De Rija Têmpera (retrato), óleo de Abel Cardoso, do catálogo da exposição do Salão Bobone, 1924. |
Em Novembro de 1924, Abel Cardoso
realizou a sua segunda grande exposição individual. Acolheu-a o
emblemático Salão Bobone, na rua Serpa Pinto, em Lisboa, onde o
pintor vimaranense expôs mais de uma centena de obras, assim
repartidas: figura, género e
interiores (14); o
Minho: paisagem
de Guimarães (48),
Viana do Castelo – marinha
(25)
e paisagem
(17); paisagem
do Gerês (12); Póvoa de Varzim (1).
O catálogo
ilustrado da exposição tinha
um texto do escritor Joaquim
Costa, apresentado como publicista
e crítico de arte, amigo e
contemporâneo de João de Meira, em que traça o perfil do artista,
que, logo no segundo parágrafo, contraria a afirmação de Raul
Brandão de que Abel Cardoso seria um elegíaco (triste e lamentoso),
quando afirma que “ o pintor, sendo um subjectivo, não é de modo
algum um elegíaco; comunicando à sua arte uma onda fremente de
emoção, não é um triste”.
O
opúsculo
onde o texto que agora aqui se reproduz foi publicado
originalmente, está na
exposição sobre a vida e a obra do pintor Abel Cardoso que está
patente, até ao final deste mês de Outubro, na galeria de
exposições da Escola Secundária Francisco de Holanda, em
Guimarães.
Abel Cardoso
“Não é um desconhecido o pintor que
hoje se apresenta perante o público culto da capital. A sua obra
forte e magnifica marcou de há muito o seu nome e a sua
individualidade na arte.
Abel Cardoso é quase um retraído e um
simples. Se passa facilmente da luz tranquila do seu atelier para as
perspectivas largas da natureza, em que o idílio rural se lhe
oferece, no seu esplendor e na nua luminosidade, fatiga-o certamente
o drama do viver moderno, agitado e convulso, fremente de ambições
e de cóleras e irrequieto como as infinitas ansiedades da alma
humana. Mas o pintor, sendo um subjectivo, não é de modo algum um
elegíaco; comunicando à sua arte uma onda fremente de emoção, não
é um triste.
Se a paisagem é para ele, como foi para
Anniel, um “estado de alma”, ela banha-se frequentemente do oiro
puro do sol; e as manhãs, cheias de tonalidades de rosa e pérola,
são preferidas por ale aos crepúsculos em que a luz agoniza em
gradações de cinza e violeta.
Abel Cardoso é um temperamento
equilibrado e forte; é uma alma sadia, cheia de sinceridade e de
coragem. A gente olha para as suas tábuas ou para as suas telas, e
vê sorrir largamente a intimidade do pintor. As tintas em que ele
nos transmite as suas impressões são fortemente comunicativas,
porque a sua arte é essencialmente reveladora.
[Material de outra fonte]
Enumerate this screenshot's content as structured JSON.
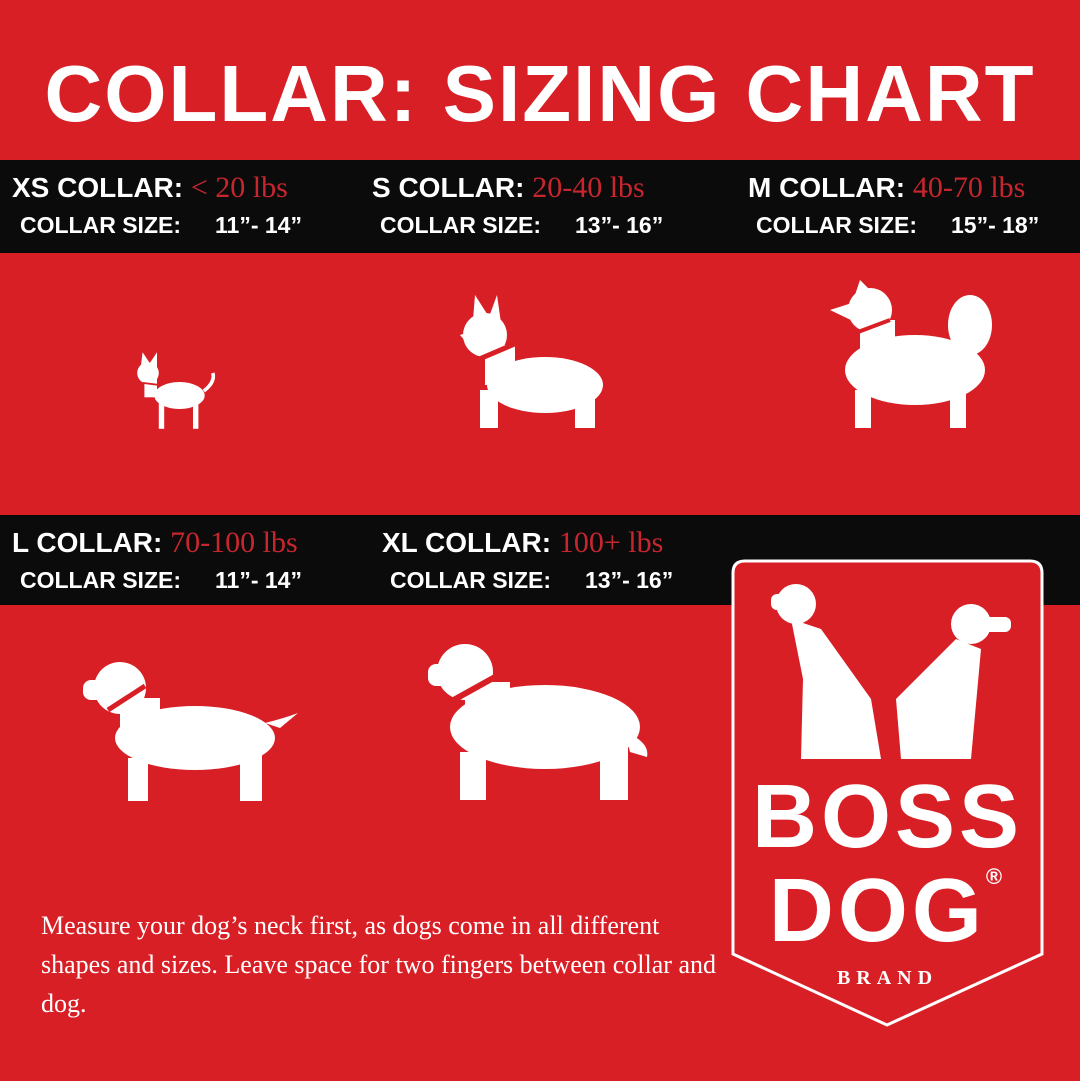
{
  "title": "COLLAR: SIZING CHART",
  "size_label": "COLLAR SIZE:",
  "sizes": [
    {
      "name": "XS COLLAR:",
      "weight": "< 20 lbs",
      "collar": "11”- 14”"
    },
    {
      "name": "S COLLAR:",
      "weight": "20-40 lbs",
      "collar": "13”- 16”"
    },
    {
      "name": "M COLLAR:",
      "weight": "40-70 lbs",
      "collar": "15”- 18”"
    },
    {
      "name": "L COLLAR:",
      "weight": "70-100 lbs",
      "collar": "11”- 14”"
    },
    {
      "name": "XL COLLAR:",
      "weight": "100+ lbs",
      "collar": "13”- 16”"
    }
  ],
  "note": "Measure your dog’s neck first, as dogs come in all different shapes and sizes. Leave space for two fingers between collar and dog.",
  "logo": {
    "line1": "BOSS",
    "line2": "DOG",
    "registered": "®",
    "sub": "BRAND"
  },
  "colors": {
    "background": "#d91f26",
    "band": "#0b0b0b",
    "weight_text": "#c8262e",
    "text": "#ffffff"
  }
}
Como paisagista, prende-o sobretudo o
campo minhoto, com as suas leiras de lavoura humilde; os casais
pobres, cobertos de colmo ou de telha romana; o mar franjado de
espumas de prata ou as dunas irregulares em que a vegetação
silvestre mal aflora.
Às vezes, segue com alheamento os bois
na pastagem; fixa-lhes o vulto em tintas empastadas, em que um
desenho másculo apenas indica as atitudes, vagamente contemplativas,
em meio do cenário exuberante e alacre.
E sente-se que, ao fixar tudo isto, o
pintor tem a sua hora de recolhimento e de paz interior, para que a
sua profunda visão das coisas comunique às tintas a porção
subjectora da sua alma.
É este carácter de sinceridade que dá
à sua arte uma acentuação rara de nobreza. O ímpeto de vida que a
tudo transmite e a nota mais simpática e mais comovida da sua
marcante individualidade de pintor.
Não é preciso certamente entrar em
minúcias de técnica, para avaliar o seu mérito e medir o grau da
sua emotividade. Qualquer pessoa acostumada a ver, reconhece-o
imediatamente, perdido em meio de uma imensidade de pintores com quem
houvesse jantado em fraterna camaradagem.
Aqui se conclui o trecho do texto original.